I do pity English teachers that have relied on essays to grade proficiency for hundreds of years. STEM fields has an easier way through this.
I submitted this but why is there an xcancel link added to it?
I recently wrote on something similar. I think the way we design evaluation methods for students needs to mirror the design of security systems. https://kelvinpaschal.com/blog/educators-hackers/
I’ve been following this approach since last school year. I focus on in-class work and home-time is for reading and memorization. My classmates still think classrooms are for lecturing, but it's coming. The paper-and-pen era is back to school!
This couldn’t have happened at a better time. When I was young my parents found a schooling system that had minimal homework so I could play around and live my life. I’ve moved to a country with a lot less flexibility. Now when my kids will soon be going to school, compulsory homework will be obsolete.
Zero homework grades will be ideal. Looking forward to this.
This doesn't adress the point that AI can replace going to school. AI can be your perfect personal tutor to help you learn thing 1:1. Needing to have a teacher and prove to them that you know what they teached will become a legacy concept. That we have an issue of AI cheating at school is in my eyes a temporary issue.

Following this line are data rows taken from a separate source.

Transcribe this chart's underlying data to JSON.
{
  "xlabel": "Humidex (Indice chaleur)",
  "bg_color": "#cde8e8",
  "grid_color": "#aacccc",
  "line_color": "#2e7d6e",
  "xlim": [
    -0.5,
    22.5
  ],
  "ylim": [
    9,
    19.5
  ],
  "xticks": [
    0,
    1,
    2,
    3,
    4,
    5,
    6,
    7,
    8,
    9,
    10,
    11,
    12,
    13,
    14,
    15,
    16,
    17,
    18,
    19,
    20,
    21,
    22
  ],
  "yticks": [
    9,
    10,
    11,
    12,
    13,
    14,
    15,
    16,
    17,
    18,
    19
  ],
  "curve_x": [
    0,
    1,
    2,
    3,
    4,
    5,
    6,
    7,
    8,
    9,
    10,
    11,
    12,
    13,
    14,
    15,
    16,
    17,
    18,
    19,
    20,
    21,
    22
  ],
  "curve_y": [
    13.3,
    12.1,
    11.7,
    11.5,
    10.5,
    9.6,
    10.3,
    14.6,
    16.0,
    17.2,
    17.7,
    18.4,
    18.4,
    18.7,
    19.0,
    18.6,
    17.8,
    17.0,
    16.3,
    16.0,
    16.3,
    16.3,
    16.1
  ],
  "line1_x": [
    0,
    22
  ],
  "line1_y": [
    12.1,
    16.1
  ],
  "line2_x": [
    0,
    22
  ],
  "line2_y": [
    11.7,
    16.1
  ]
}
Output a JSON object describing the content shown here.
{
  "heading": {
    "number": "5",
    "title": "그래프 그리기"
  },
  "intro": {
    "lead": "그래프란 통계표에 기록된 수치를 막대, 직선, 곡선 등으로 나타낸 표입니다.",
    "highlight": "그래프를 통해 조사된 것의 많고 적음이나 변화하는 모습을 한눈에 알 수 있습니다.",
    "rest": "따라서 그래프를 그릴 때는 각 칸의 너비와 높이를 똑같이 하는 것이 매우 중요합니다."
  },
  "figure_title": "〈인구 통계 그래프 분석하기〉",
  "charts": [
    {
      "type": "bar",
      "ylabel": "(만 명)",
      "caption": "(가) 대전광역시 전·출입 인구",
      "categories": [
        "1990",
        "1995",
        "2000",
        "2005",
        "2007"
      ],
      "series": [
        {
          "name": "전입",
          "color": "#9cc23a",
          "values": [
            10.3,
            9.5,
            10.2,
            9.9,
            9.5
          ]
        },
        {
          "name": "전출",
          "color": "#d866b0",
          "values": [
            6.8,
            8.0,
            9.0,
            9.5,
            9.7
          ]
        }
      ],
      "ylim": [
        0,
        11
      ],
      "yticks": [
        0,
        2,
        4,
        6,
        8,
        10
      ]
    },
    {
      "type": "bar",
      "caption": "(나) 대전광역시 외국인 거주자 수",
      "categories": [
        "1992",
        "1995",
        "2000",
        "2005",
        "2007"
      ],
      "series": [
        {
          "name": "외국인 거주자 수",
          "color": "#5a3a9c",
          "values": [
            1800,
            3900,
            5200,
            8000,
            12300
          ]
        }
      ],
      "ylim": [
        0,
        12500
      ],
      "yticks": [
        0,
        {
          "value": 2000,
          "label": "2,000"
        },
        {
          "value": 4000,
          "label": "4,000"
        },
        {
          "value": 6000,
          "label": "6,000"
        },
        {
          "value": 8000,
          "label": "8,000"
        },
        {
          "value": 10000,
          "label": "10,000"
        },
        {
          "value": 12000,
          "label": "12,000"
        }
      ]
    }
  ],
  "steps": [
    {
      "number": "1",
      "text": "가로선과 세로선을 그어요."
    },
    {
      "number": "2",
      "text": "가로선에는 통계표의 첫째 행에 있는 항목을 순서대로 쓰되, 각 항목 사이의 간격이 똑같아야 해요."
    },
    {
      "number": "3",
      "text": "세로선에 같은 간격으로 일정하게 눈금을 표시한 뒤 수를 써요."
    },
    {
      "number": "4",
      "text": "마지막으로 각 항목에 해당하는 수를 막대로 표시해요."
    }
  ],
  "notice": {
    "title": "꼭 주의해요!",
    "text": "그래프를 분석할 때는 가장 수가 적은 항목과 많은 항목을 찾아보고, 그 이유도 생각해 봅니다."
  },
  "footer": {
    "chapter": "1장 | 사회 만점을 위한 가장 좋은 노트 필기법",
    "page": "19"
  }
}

One of my students recently came to me with an interesting dilemma. His sister had written (without AI tools) an essay for another class, and her teacher told her that an "AI detection tool" had classified it as having been written by AI with "100% confidence". He was going to give her a zero on the assignment.
Putting aside the ludicrous confidence score, the student's question was: how could his sister convince the teacher she had actually written the essay herself? My only suggestion was for her to ask the teacher to sit down with her and have a 30-60 minute oral discussion on the essay so she could demonstrate she in fact knew the material. It's a dilemma that an increasing number of honest students will face, unfortunately.